It’s been a difficult and busy couple of months, with an intense work schedule and a death in the family after long-term illness. Without boring you or falling into shameless self-indulgence, I’m merely a bit tired.
I’m a “Type-A” girl and sometimes find myself off kilter when it comes to a work-life balance. As I type, I’m coming down with a cold, fall is upon us and I’m already in desperate need of a recalibration. Hopefully, I don’t sound like Alexander from the book, Alexander and the Terrible, Horrible, No Good, Very Bad Day.
As such, I’m particularly looking forward to the High Holidays this year. As a child with a limited attention span, I dreaded the seemingly endless hours spent in services, broken up by hallway breaks with my sisters and snatches of hard candy and gum from my mom’s purse.
As I’ve gotten older, the High Holidays have become a valuable opportunity in which I can sit still, and actually think about my life. The New Year reminds me of the chance to start fresh—whether it’s contemplating adjusting my daily schedule, or reconnecting with loved ones. In many ways, I think the Jewish New Year leaves room for reflection in ways New Year’s Day in January falls short.
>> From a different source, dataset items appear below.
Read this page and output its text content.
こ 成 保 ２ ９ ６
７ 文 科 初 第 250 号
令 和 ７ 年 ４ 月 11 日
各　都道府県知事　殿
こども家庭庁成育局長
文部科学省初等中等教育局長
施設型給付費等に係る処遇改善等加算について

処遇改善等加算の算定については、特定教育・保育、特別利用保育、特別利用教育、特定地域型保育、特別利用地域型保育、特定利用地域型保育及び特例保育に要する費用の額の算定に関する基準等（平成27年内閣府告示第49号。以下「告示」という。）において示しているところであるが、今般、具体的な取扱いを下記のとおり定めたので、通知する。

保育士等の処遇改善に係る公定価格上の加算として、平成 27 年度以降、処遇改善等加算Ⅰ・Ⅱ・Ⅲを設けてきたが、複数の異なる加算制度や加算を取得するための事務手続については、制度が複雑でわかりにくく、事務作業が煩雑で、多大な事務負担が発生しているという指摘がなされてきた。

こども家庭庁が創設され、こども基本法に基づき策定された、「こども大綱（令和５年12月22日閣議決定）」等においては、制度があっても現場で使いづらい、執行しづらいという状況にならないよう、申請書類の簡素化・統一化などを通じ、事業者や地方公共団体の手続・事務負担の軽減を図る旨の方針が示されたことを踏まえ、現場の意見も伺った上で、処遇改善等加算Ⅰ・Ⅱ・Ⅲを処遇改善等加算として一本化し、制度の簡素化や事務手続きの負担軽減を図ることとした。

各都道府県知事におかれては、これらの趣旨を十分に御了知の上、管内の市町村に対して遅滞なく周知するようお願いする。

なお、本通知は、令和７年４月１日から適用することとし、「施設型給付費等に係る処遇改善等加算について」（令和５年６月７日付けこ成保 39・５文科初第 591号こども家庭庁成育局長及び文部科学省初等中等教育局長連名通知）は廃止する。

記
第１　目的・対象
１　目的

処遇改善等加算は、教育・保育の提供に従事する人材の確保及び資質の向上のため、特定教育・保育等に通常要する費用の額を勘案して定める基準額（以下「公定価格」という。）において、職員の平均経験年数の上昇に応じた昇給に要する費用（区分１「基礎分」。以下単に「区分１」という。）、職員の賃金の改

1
We have one life on this earth, and as we’re reminded with the Book of Life, we best be living it.
But the New Year isn’t just about self-improvement; it’s about making others’ lives a bit brighter through forgiveness, understanding and commitments to change—our promises during the Days of Awe. Sitting in services no longer feels like a marathon, but rather a time to sit in awe of life around me, of those sitting next to me, surrounding me, chanting with me.
I’m often reminded of a sermon my rabbi gave a few years back on Rosh Hashanah, recalling Jewish folklore, in which King Solomon is humbled by a phrase that could always be true in good times and bad: “This too shall pass,” or in Hebrew, Gam zeh ya'avor. There are supposedly many versions of this story, as is often true with folklore; I won’t retell the story for the sake of brevity. However, “This too shall pass” has been a phrase my mother has used with me throughout my life in times of difficulty. Similarly, her mother used the phrase with her. It wasn’t until I heard the sermon a few years ago, that I understood the duality of the saying—which made it resonate even more.
As the cliché goes, “Time heals all wounds.” However, I’ve also always been someone who’s keenly aware of when times are good—and to hold on while I can. Joy, like pain, is fleeting. I’d say many of us live our daily existences somewhere in the middle. It’s equally important, however, to remember the transient quality of pain and joy. Those moments are when we are most alive.
When I went to Israel on Birthright I bought a silver ring with Hebrew letters carved in a shortened version of the phrase. I haven’t taken it off since. Still, sometimes I lose track of its meaning.
Every now and then, I have to remind myself: It’s time to breathe.